How many people truly love someone else? According to this scripture, I’d have to say it’s less than you think. Based on their actions, millions of husbands and wives are living in marriages that lack love.

Being rude, is not love.
Getting mad easily, is not love.
Keeping records of each other’s wrongs, is not love.
Lying to each other, is not love.

I can say, “I love you” all day. But true love is within my actions.

And now that this simple scripture has given me a profound understanding, the words, “I love you” have a deeper meaning to me. I will always strive to love in the exact way that this scripture describes.

To my wife, family, and friends…I LOVE YOU!



Steven Jennings


Author: Steven & Suzie Jennings

She was raised as a Mormon, and he is a convict serving 43 years in prison. This blog offers a glimpse into two vastly different worlds that somehow came crashing together. Join them on their journey through prison life & married life.

6 thoughts

  1. I think a lot of people love themselves ..a whole lot. (but first..lemme take a selfie!)
    And I think a lot of people love their pets more than their spouse. (Been guilty myself)
    And I think a lot of people love their stuff..
    but not too many people really, truly love another human with the purest and unconditional sense of the word.

    Liked by 2 people

  2. I do understand. I’ve been married twice before and have had other relationships before. I always tried to change them into the person I thought they should be. I was always angry when they didn’t. I didn’t know how to love. When I got angry enough I left. I’ve been married now for fifteen years. I applied everything I learned. I also learned that the phrase “I need you to . . .or to feel that without them you couldn’t be whole because he/she completes you won’t work, either. Each person needs to be complete by himself, coming together, each appreciating the other for the very qualities you fell in love with for in the first place. I would do anything I possibly could to make my husband happy. We trust each other with each other’s hearts.

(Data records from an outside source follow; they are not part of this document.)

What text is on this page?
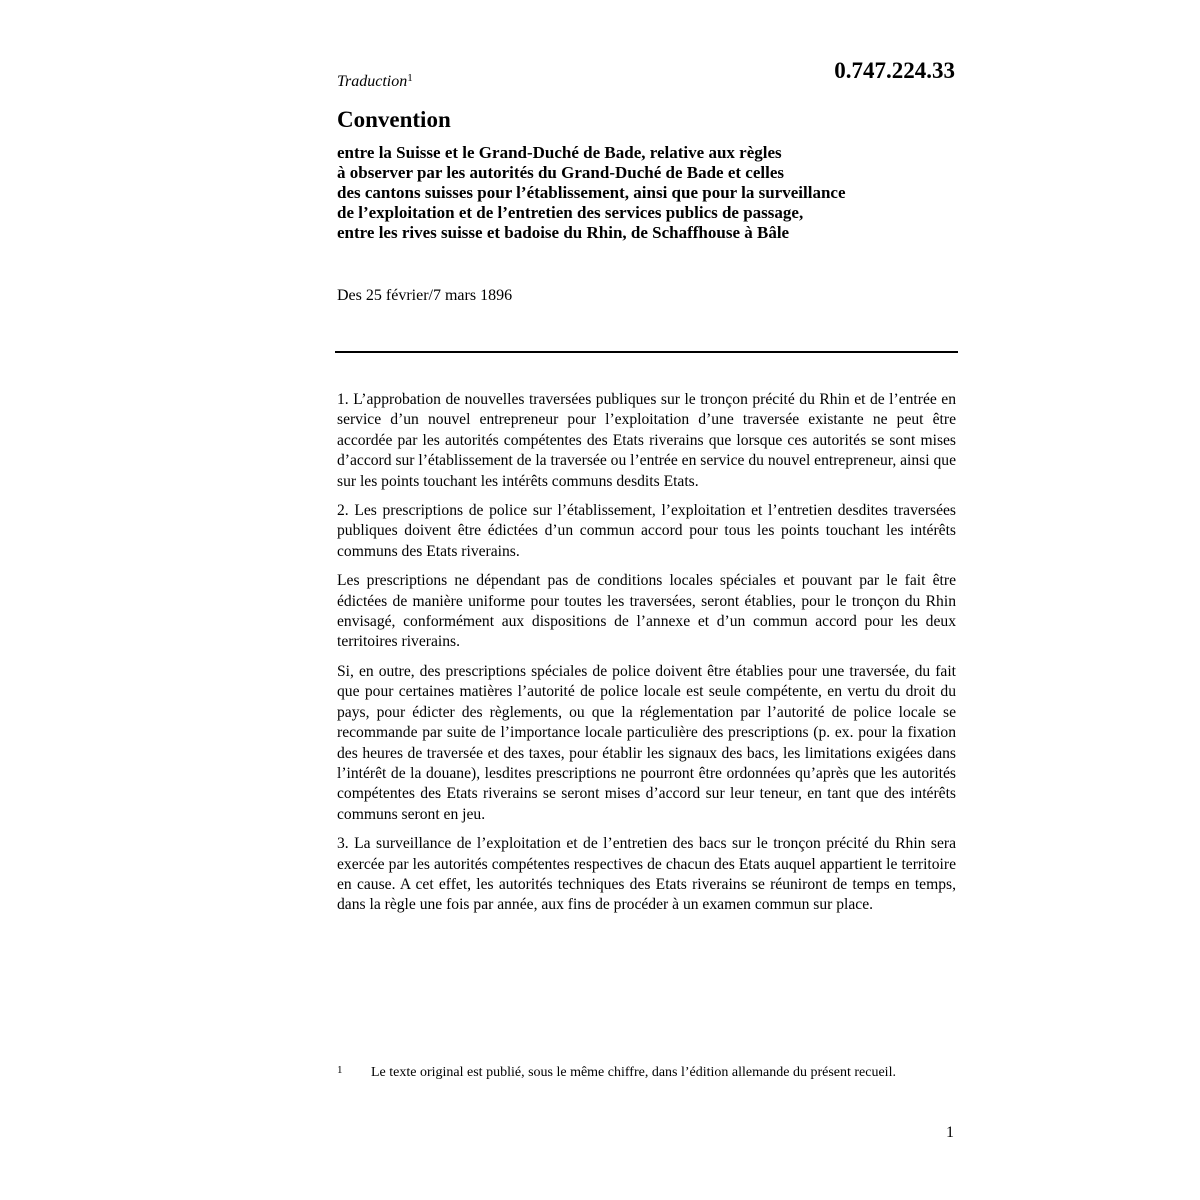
Traduction$^1$	0.747.224.33
Convention
entre la Suisse et le Grand-Duché de Bade, relative aux règles
à observer par les autorités du Grand-Duché de Bade et celles
des cantons suisses pour l’établissement, ainsi que pour la surveillance
de l’exploitation et de l’entretien des services publics de passage,
entre les rives suisse et badoise du Rhin, de Schaffhouse à Bâle
Des 25 février/7 mars 1896

1. L’approbation de nouvelles traversées publiques sur le tronçon précité du Rhin et de l’entrée en service d’un nouvel entrepreneur pour l’exploitation d’une traversée existante ne peut être accordée par les autorités compétentes des Etats riverains que lorsque ces autorités se sont mises d’accord sur l’établissement de la traversée ou l’entrée en service du nouvel entrepreneur, ainsi que sur les points touchant les intérêts communs desdits Etats.

2. Les prescriptions de police sur l’établissement, l’exploitation et l’entretien desdites traversées publiques doivent être édictées d’un commun accord pour tous les points touchant les intérêts communs des Etats riverains.

Les prescriptions ne dépendant pas de conditions locales spéciales et pouvant par le fait être édictées de manière uniforme pour toutes les traversées, seront établies, pour le tronçon du Rhin envisagé, conformément aux dispositions de l’annexe et d’un commun accord pour les deux territoires riverains.

Si, en outre, des prescriptions spéciales de police doivent être établies pour une traversée, du fait que pour certaines matières l’autorité de police locale est seule compétente, en vertu du droit du pays, pour édicter des règlements, ou que la réglementation par l’autorité de police locale se recommande par suite de l’importance locale particulière des prescriptions (p. ex. pour la fixation des heures de traversée et des taxes, pour établir les signaux des bacs, les limitations exigées dans l’intérêt de la douane), lesdites prescriptions ne pourront être ordonnées qu’après que les autorités compétentes des Etats riverains se seront mises d’accord sur leur teneur, en tant que des intérêts communs seront en jeu.

3. La surveillance de l’exploitation et de l’entretien des bacs sur le tronçon précité du Rhin sera exercée par les autorités compétentes respectives de chacun des Etats auquel appartient le territoire en cause. A cet effet, les autorités techniques des Etats riverains se réuniront de temps en temps, dans la règle une fois par année, aux fins de procéder à un examen commun sur place.

1 Le texte original est publié, sous le même chiffre, dans l’édition allemande du présent recueil.
1
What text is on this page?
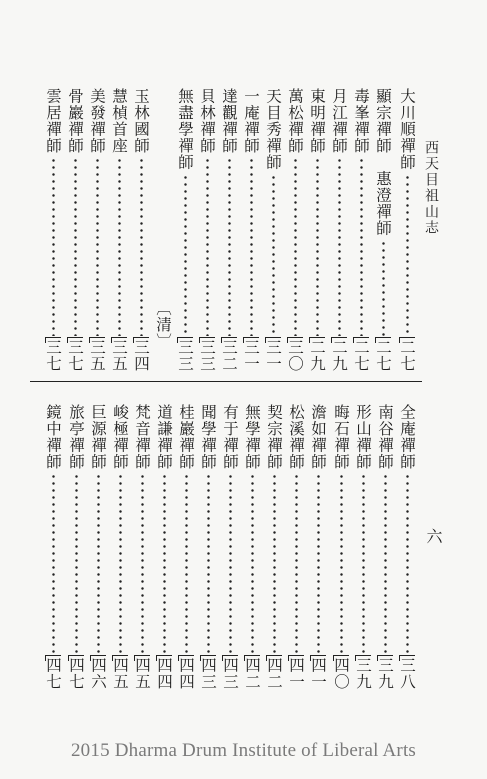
西天目祖山志
六
大川順禪師
二七
顯宗禪師　惠澄禪師
二七
毒峯禪師
二七
月江禪師
二九
東明禪師
二九
萬松禪師
三〇
天目秀禪師
三一
一庵禪師
三一
達觀禪師
三二
貝林禪師
三三
無盡學禪師
三三
〔清〕
玉林國師
三四
慧楨首座
三五
美發禪師
三五
骨巖禪師
三七
雲居禪師
三七
全庵禪師
三八
南谷禪師
三九
形山禪師
三九
晦石禪師
四〇
澹如禪師
四一
松溪禪師
四一
契宗禪師
四二
無學禪師
四二
有于禪師
四三
聞學禪師
四三
桂巖禪師
四四
道謙禪師
四四
梵音禪師
四五
峻極禪師
四五
巨源禪師
四六
旅亭禪師
四七
鏡中禪師
四七
2015 Dharma Drum Institute of Liberal Arts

    My second marriage ended very badly. I hated him. It was the only time I had truly felt that emotion. It fed inside me and are me up. It took 5 years before I even began to work through it and another five to forgive him – and myself for what happened. Then he became my friend and now- now the love is there again, and appreciation for the reasons I loved him in the first place. The heart is big enough to hold many loves. It starts with learning how to be friends. Friends can last a life time. Lovers come and go and become only a memory.

    Liked by 1 person

  3. How right you are when you look at the statistics of divorced and broken families. Children never learning and seeing that love from their parents, hearing them fight and argue so much, so when they grow up, that is the only reference they have. The cycle goes on. I see it happening with my own children’s families by the way they – the parents- treat each other in front of the kids. I can see, with my son’s marriage, if it weren’t for the kids, they wouldn’t be together. Which is worse for the kids? Having their parents stay together hearing all the verbal abuse, or separating? I often wonder – which one would hurt them the most?